Preemption also takes away the ability for people who are a part of the individual cities and know them best to make the laws, Risner said. Minimum wage is another issue where the state has preempted local governments from making its own regulations.

Fahl said she would like the minimum wage in Athens to be $15. Preemption means that Athens has to follow the state-mandated minimum wage instead, which is $8.55 an hour, according to the Ohio Department of Commerce.

“They're not paid very well. They're not paid a living wage. They don't have benefits, and they don't get sick leave,” Fahl said. “That's, that's how our legislature sees people down here. Health insurance, any of that sort of stuff … for the most vulnerable of our citizens? We can't do anything about that.”


While direct action can’t be taken to fix Athens’ minimum wage or impose fees on plastics, local preemption does do at least one good thing for local government. Fahl said the issue of preemption pushes legislators to think outside of the box like never before.

In response to the preemption of the city’s ability to zone land use, which allowed for fracking and dumping to occur closer to city limits, Athens established new chapters in its city code.

The Athens Resource Extraction and Waste Disposal Monitoring and Mitigation Program made it so companies who want to mine or extract resources in Athens must get a license from the city.

For every instance of local government preemption, Athens City Council also writes a resolution stating their opposition. Fahl is usually the one to write those resolutions.

Those resolutions are sent to a slew of officials including Rep. Jay Edwards, Sen. Frank Hoagland and Gov. DeWine, among others.

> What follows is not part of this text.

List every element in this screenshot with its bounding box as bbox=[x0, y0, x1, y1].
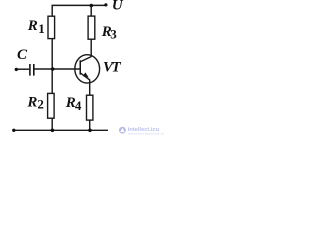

A resolution on House Bill 242 was passed and sent, according to a previous Post report. It stated Council’s opposition to the bill and urged the Ohio state government to take additional action.

“Athens City Council hereby declares its opposition to House Bill 242, as it continues to preempt municipal Home Rule authority by prohibiting municipalities the opportunity to govern the use of disposable single-use plastic,” according to the resolution.

The fight for home rule extends all over the state. The Ohio Municipal League, based in Columbus, represents municipalities across the state, including Athens. The nonprofit mostly engages with the legislative branch by lobbying and meeting with administrators to advocate for the rights of municipalities.

Ashley Brewster, director of communications for the Ohio Municipal League, said the nonprofit’s work often includes issues of home rule.

“We try to alert members when testimony for bills that are especially impactful preemptions against Home Rule are up for hearing so that ... local leaders can either come to the statehouse and testify in opposition to them, or if there's a bill that we really like, we want them to come to the statehouse and support it,” Brewster said.

One of the major bills the Ohio Municipal League, or OML, has worked against is House Bill 242. OML has offered opposition testimony on the bill.

“(House Bill 242 is) not moving,” Brewster said. “But we’re definitely, that's one of the bigger ones that we've been tracking on behalf of our members.”

In one of the biggest issues of local government preemption, Athens joined a lawsuit with other cities throughout Ohio to oppose a state-mandated communication law, according to a previous Post report. That law would allow communication companies, such as AT&T, to put their equipment on light poles and traffic lights throughout Ohio cities.

Joining the lawsuit cost the city $6,000, according to the previous report. Risner said the suit is still ongoing, but progress has been slow.

The lawsuit was initiated in 2017 and marked continuing government preemption that the city and others around the state continue to fight.

Risner and Fahl both agree that they could see Athens engaging in additional litigation down the road to protect their right to home rule.

“We would jump into a suit and try and take it to court,” Risner said. “You may lose, but you go down swinging.”